Per aver intercettato con intelligenza e sensibilità il bisogno di innovazione dell’editoria teatrale, convertendola in formati ‘virtuali’ moderni. Tale iniziativa ha permesso a libri preziosi – usciti ormai dai cataloghi sempre più divoranti e frettolosi del cartaceo – di tornare ‘in scena’, ovvero in lettura per appassionati e studenti. Dai testi miliari di Appia e Craig alla solida saggistica di studiosi come Franco Ruffini e Nicola Savarese. Percorsi e meditazioni di-su-e-intorno al teatro che si nutrono anche dell’oggi, con una scelta oculata di autori da (ri)scoprire, primo fra tutti lo spettinato e caustico argentino Rafael Spregelburd, la voce poetica e modulata di Elena Bucci, le albe svelate da Martinelli e Montanari e quel Totò e Vicè di Franco Scaldati, paesaggio di ombre e di altrove che proprio qui a Radicondoli ebbe con Enzo Vetrano e Stefano Randisi una rappresentazione suggestiva e piena di echi presso il piccolo cimitero del paese.

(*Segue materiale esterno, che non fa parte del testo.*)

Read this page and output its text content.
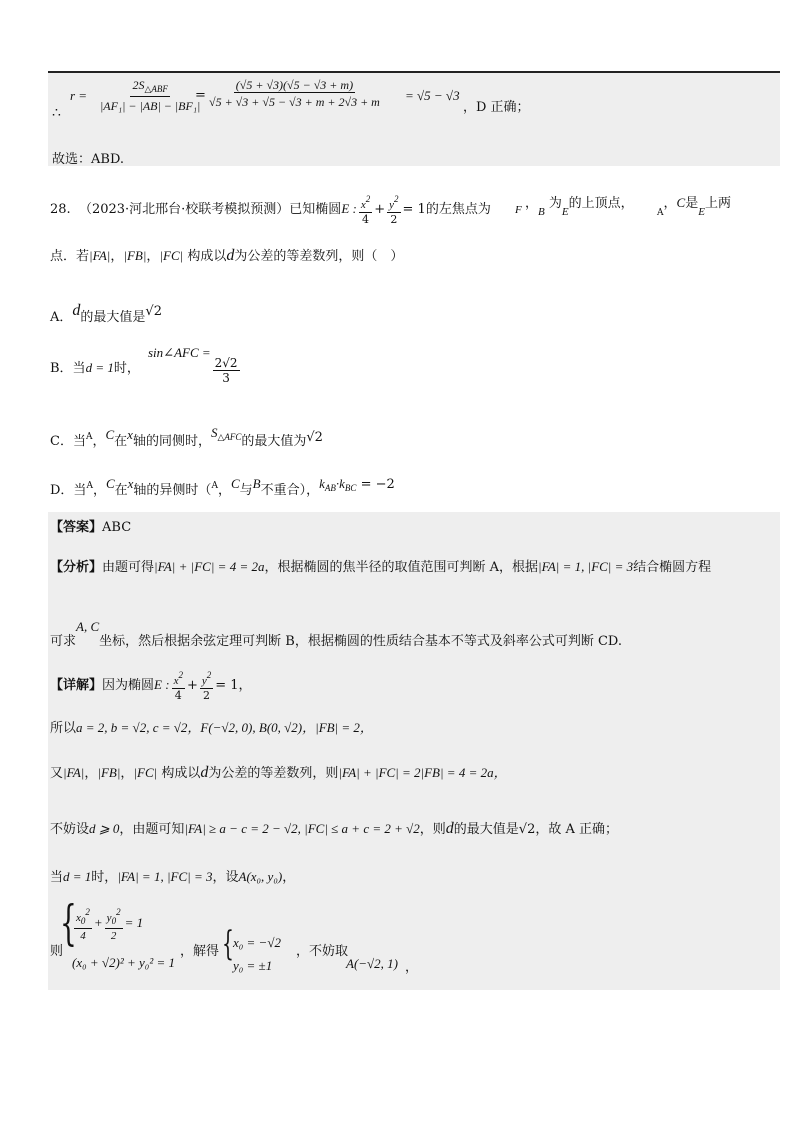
∴
$r = \frac{2S_{\triangle ABF}}{\text{|AF₁| − |AB| − |BF₁|}}$
= $\frac{(√5 + √3)(√5 - √3 + m)}{√5 + √3 + √5 - √3 + m + 2√3 + m} = √5 - √3$
，D 正确；
故选：ABD.
28. （2023·河北邢台·校联考模拟预测）已知椭圆E : $\frac{x^2}{4} + \frac{y^2}{2} = 1$的左焦点为 F ，$_B$ 为$_E$的上顶点，
$_A$，C是$_E$上两
点．若|FA|，|FB|，|FC| 构成以d为公差的等差数列，则（　）
A．d的最大值是√2
B．当d = 1时，
sin∠AFC =
$\frac{2√2}{3}$
C．当$^A$，C在x轴的同侧时，$S_{\triangle AFC}$的最大值为√2
D．当$^A$，C在x轴的异侧时（$^A$，C与B不重合），$k_{AB}\cdot k_{BC} = -2$
【答案】ABC
【分析】由题可得|FA| + |FC| = 4 = 2a，根据椭圆的焦半径的取值范围可判断 A，根据|FA| = 1, |FC| = 3结合椭圆方程
可求A, C坐标，然后根据余弦定理可判断 B，根据椭圆的性质结合基本不等式及斜率公式可判断 CD.
【详解】因为椭圆E : $\frac{x^2}{4} + \frac{y^2}{2} = 1$，
所以a = 2, b = √2, c = √2，F(−√2, 0), B(0, √2)，|FB| = 2，
又|FA|，|FB|，|FC| 构成以d为公差的等差数列，则|FA| + |FC| = 2|FB| = 4 = 2a，
不妨设d ⩾ 0，由题可知|FA| ≥ a − c = 2 − √2, |FC| ≤ a + c = 2 + √2，则d的最大值是√2，故 A 正确；
当d = 1时，|FA| = 1, |FC| = 3，设A(x₀, y₀)，
则
{
$\frac{x_0^2}{4} + \frac{y_0^2}{2} = 1$
(x₀ + √2)² + y₀² = 1
，解得 { x₀ = −√2
y₀ = ±1
，不妨取
A(−√2, 1) ，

L’imbeccata, il suggerimento, la battuta d’entrata – come suggerisce il nome inglese «cue» scelto dall’intraprendente ribalta digitale capitanata da Mattia Visani – diventa così la parola d’ordine per entrare nei magici meccanismi del teatro, per riflessione o alito poetico. Un viaggio immateriale ed elettrizzante che sa farsi anche cicerone in territori diversi come con le guide teatrali in altre città, da Parigi a Tunisi, passando per Milano. Editoria elettronica ed elettrizzante per far comparire nel cassetto (dello schermo) quel libro sognato invano da troppo tempo.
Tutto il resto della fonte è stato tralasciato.